Out of the 4 models tracked, the random forest model with tpe implemented performed the best as it had the highest accuracy of 0.79. When comparing grid search and tpe methods for the random forest model, it was interesting that the grid search method suggested hyperparameters of 7 max depth and 10 number of trees, while the tpe method suggested 5 max depth and 8 number of trees. In terms of the logistic regression models, the tpe and grid search methods for hyperparameter tuning had almost identical accuracy score, however their configured parameters were different with the grid search log reg suggesting elastic net parameter of 0.4 while the tpe suggested a value of 0.77. In terms of regParam, the grid search suggested a value of 0.3 while the tpe suggested a value of 0.87. 

In terms of speed, the tpe log reg took 1.01 minutes to run while the grid search took 1.12 minutes to run. This is not surprising due to the Bayesian approach of tpe.

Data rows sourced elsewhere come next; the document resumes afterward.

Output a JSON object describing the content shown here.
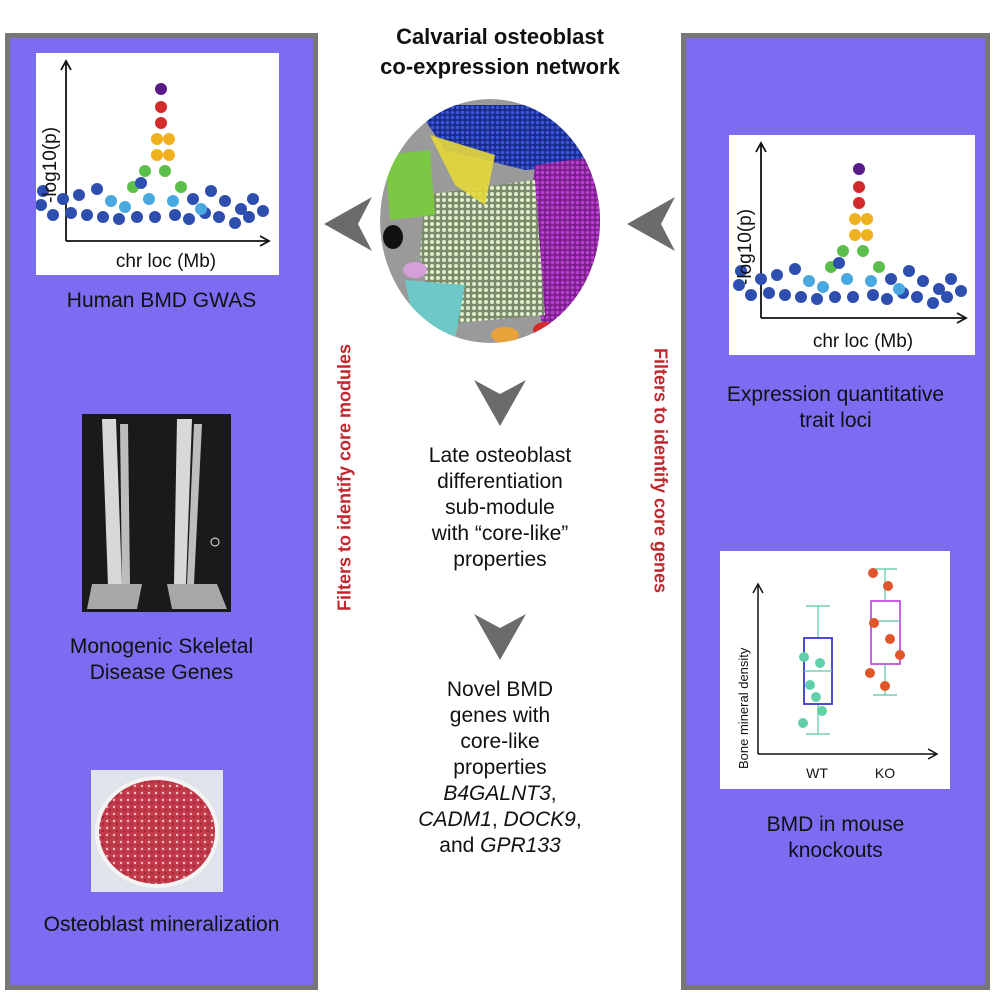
{
  "title": {
    "line1": "Calvarial osteoblast",
    "line2": "co-expression network"
  },
  "left": {
    "gwas_label": "Human BMD GWAS",
    "gwas_ylabel": "-log10(p)",
    "gwas_xlabel": "chr loc (Mb)",
    "disease_label_1": "Monogenic Skeletal",
    "disease_label_2": "Disease Genes",
    "mineral_label": "Osteoblast mineralization"
  },
  "right": {
    "eqtl_ylabel": "-log10(p)",
    "eqtl_xlabel": "chr loc (Mb)",
    "eqtl_label_1": "Expression quantitative",
    "eqtl_label_2": "trait loci",
    "box_ylabel": "Bone mineral density",
    "box_cat_wt": "WT",
    "box_cat_ko": "KO",
    "knockout_label_1": "BMD in mouse",
    "knockout_label_2": "knockouts"
  },
  "filters": {
    "modules": "Filters to identify core modules",
    "genes": "Filters to identify core genes"
  },
  "middle": {
    "step1": [
      "Late osteoblast",
      "differentiation",
      "sub-module",
      "with “core-like”",
      "properties"
    ],
    "step2_lines": [
      "Novel BMD",
      "genes with",
      "core-like",
      "properties"
    ],
    "gene1": "B4GALNT3",
    "gene2": "CADM1",
    "gene3": "DOCK9",
    "and_word": "and",
    "gene4": "GPR133",
    "comma": ","
  },
  "colors": {
    "panel": "#7b6cf2",
    "border": "#777777",
    "filter_text": "#c0272d",
    "arrow": "#6b6b6b",
    "purple_top": "#5b1a8a",
    "red": "#d12a2a",
    "orange": "#f0b020",
    "green": "#5cbf4a",
    "lightblue": "#4aa8e0",
    "darkblue": "#2d4fb0"
  },
  "icons": [
    "arrow-left-icon",
    "arrow-down-icon"
  ]
}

However, the tpe of the random forest took 57 seconds to run while the grid search took 55.79 seconds to run. This is likely due to the fact that tree splitting is always dependent on the trees that come before it making a Bayesian approach tohyperparameter tuning nearly inconsequential in terms of run time. 

The model that should be implemented to predict tariff should be the random forest tpe. It has the highest accuracy out of all models and the difference in running time for the tpe and grid search models is very small. The hyperparameters for this model are a max depth of 5 and number of trees of 8.